‘When Boris Johnson became Prime Minister he stood on the steps of Number 10 and made a promise to police officers.
He promised to recruit 20,000 more, reinvigorating the number to almost what it was before his predecessors’ austerity policies took their terrible toll on the service.
It was a well-judged move, a popular choice and some might say a potential vote-winner if there were (hypothetically) to be an election any time soon….
But for my members and for policing it represents much more than a catchy headline or punchy policy promise – it represents a lifeline to a service drowning as it is swamped by increasing demand and diminishing capacity.
For them it means not spending an entire shift singled crewed; it means a fully staffed neighbourhood team really able to make a difference to their local community; it means our detectives are given the time and resources to thoroughly investigate crime, care for their victims and bring those responsible to justice.
Put simply – it’s the ability to do the job they signed up for – properly and safely.
And that is why it is so personal to me. I know the real difference it will make to my colleagues on the streets and to the communities they serve.
So I am determined to do all that I can to ensure the promise made by Mr Johnson, and reiterated by his Home Secretary, is kept.
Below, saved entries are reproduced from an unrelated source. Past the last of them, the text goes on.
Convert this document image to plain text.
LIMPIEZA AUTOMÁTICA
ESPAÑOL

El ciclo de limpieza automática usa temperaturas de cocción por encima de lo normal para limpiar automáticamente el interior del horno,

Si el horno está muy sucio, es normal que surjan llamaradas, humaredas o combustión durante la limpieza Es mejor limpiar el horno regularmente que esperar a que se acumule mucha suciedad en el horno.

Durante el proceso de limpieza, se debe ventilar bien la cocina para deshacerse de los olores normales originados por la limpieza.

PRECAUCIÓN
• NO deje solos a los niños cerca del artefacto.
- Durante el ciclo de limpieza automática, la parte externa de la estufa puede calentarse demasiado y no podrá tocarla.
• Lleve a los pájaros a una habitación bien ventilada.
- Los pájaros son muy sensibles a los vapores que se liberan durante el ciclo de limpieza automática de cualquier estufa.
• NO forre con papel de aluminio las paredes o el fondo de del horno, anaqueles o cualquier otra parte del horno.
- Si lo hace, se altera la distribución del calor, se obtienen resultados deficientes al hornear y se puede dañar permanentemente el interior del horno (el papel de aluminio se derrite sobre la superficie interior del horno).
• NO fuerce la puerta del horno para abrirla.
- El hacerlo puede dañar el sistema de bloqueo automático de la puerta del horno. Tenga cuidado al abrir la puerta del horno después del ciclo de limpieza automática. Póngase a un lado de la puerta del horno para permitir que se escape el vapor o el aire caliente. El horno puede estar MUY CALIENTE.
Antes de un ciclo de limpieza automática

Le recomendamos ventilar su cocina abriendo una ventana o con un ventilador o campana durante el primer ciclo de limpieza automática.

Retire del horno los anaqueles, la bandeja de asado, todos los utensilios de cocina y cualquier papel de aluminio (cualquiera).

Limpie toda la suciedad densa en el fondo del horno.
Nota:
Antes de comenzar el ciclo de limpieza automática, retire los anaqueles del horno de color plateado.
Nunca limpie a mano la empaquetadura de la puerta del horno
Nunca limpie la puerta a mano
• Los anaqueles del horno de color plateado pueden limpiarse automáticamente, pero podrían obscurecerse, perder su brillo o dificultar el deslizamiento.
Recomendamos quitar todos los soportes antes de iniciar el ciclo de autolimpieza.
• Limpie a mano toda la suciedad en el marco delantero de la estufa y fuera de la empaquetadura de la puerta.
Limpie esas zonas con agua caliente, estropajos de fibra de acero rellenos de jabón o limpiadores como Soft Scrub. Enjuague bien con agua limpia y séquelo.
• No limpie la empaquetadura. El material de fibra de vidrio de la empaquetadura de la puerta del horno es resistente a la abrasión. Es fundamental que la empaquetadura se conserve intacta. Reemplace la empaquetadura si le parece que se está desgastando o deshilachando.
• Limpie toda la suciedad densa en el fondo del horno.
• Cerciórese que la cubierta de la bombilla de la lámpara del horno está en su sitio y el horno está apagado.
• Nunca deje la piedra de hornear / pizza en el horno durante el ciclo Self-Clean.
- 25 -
And that the National Police Chiefs’ Council and College of Policing engage with us fully on this so we can ensure members’ voices are heard.
This week, media reports are suggesting that 7,000 of the 20,000 additional officers will be allocated to the National Crime Agency (NCA)and therefore not frontline police officers in the 43 forces of England and Wales.
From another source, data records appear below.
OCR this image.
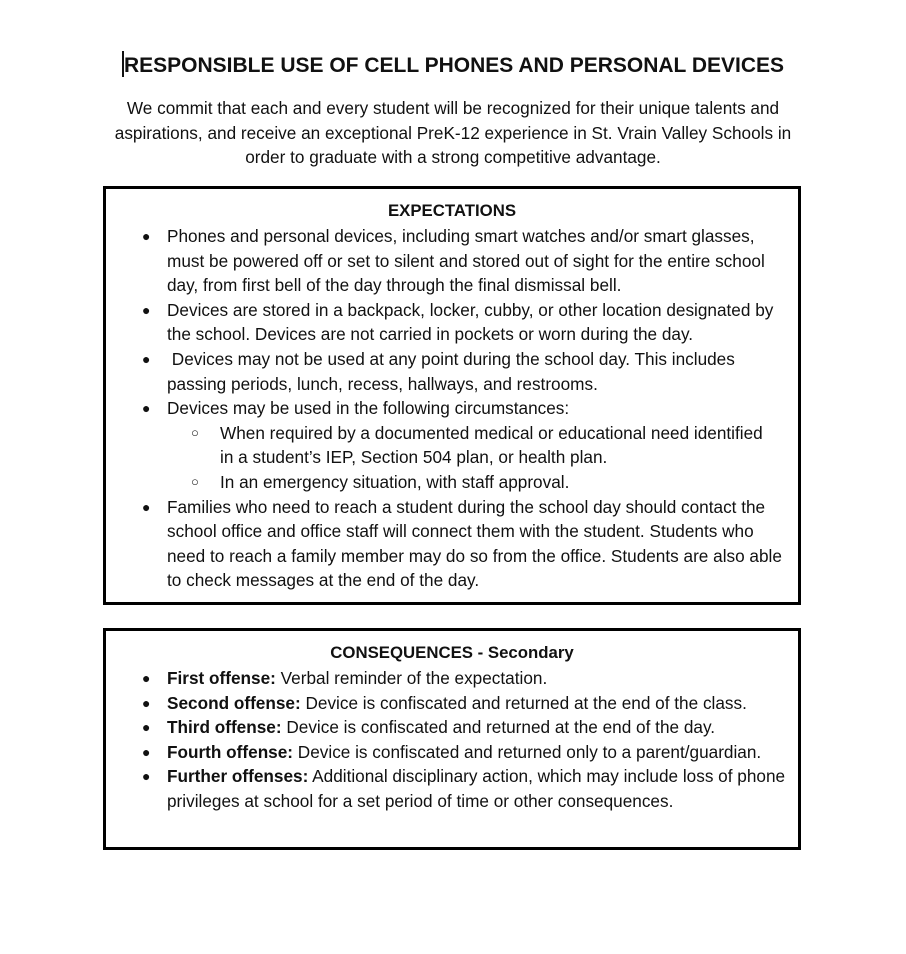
RESPONSIBLE USE OF CELL PHONES AND PERSONAL DEVICES
We commit that each and every student will be recognized for their unique talents and aspirations, and receive an exceptional PreK-12 experience in St. Vrain Valley Schools in order to graduate with a strong competitive advantage.
EXPECTATIONS
● Phones and personal devices, including smart watches and/or smart glasses, must be powered off or set to silent and stored out of sight for the entire school day, from first bell of the day through the final dismissal bell.
● Devices are stored in a backpack, locker, cubby, or other location designated by the school. Devices are not carried in pockets or worn during the day.
● Devices may not be used at any point during the school day. This includes passing periods, lunch, recess, hallways, and restrooms.
● Devices may be used in the following circumstances:
○ When required by a documented medical or educational need identified in a student’s IEP, Section 504 plan, or health plan.
○ In an emergency situation, with staff approval.
● Families who need to reach a student during the school day should contact the school office and office staff will connect them with the student. Students who need to reach a family member may do so from the office. Students are also able to check messages at the end of the day.
CONSEQUENCES - Secondary
● First offense: Verbal reminder of the expectation.
● Second offense: Device is confiscated and returned at the end of the class.
● Third offense: Device is confiscated and returned at the end of the day.
● Fourth offense: Device is confiscated and returned only to a parent/guardian.
● Further offenses: Additional disciplinary action, which may include loss of phone privileges at school for a set period of time or other consequences.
I am deeply concerned by this.
While the work of the NCA is incredibly important in the fight against national and international crime, during my meeting with the Home Secretary, Priti Patel, last week she assured me that 20,000 meant 20,000 new frontline police officer posts.
I have written to her to seek clarification.
I have been more than willing to engage with the new Government because a positive relationship with them can result in tangible benefits for our members which will help improve the service we are able to provide to the public.
And I have heard some good things.
But my job is not to be the friend of those in power; it is to represent my members and fight on their behalf.
And if those in power try and fudge these numbers or employ smoke and mirrors as previous ministers have, then our relationship will change.
Police officers have been battered and bruised, and they cannot tolerate any more broken promises.
This must be a genuine uplift of fully warranted police officers– if it is watered down in any way it will further erode the trust of a police service already so disillusioned’.
John Apter is the National Chair of the Police Federation of England & Wales which represents approximately 122,000 police officers.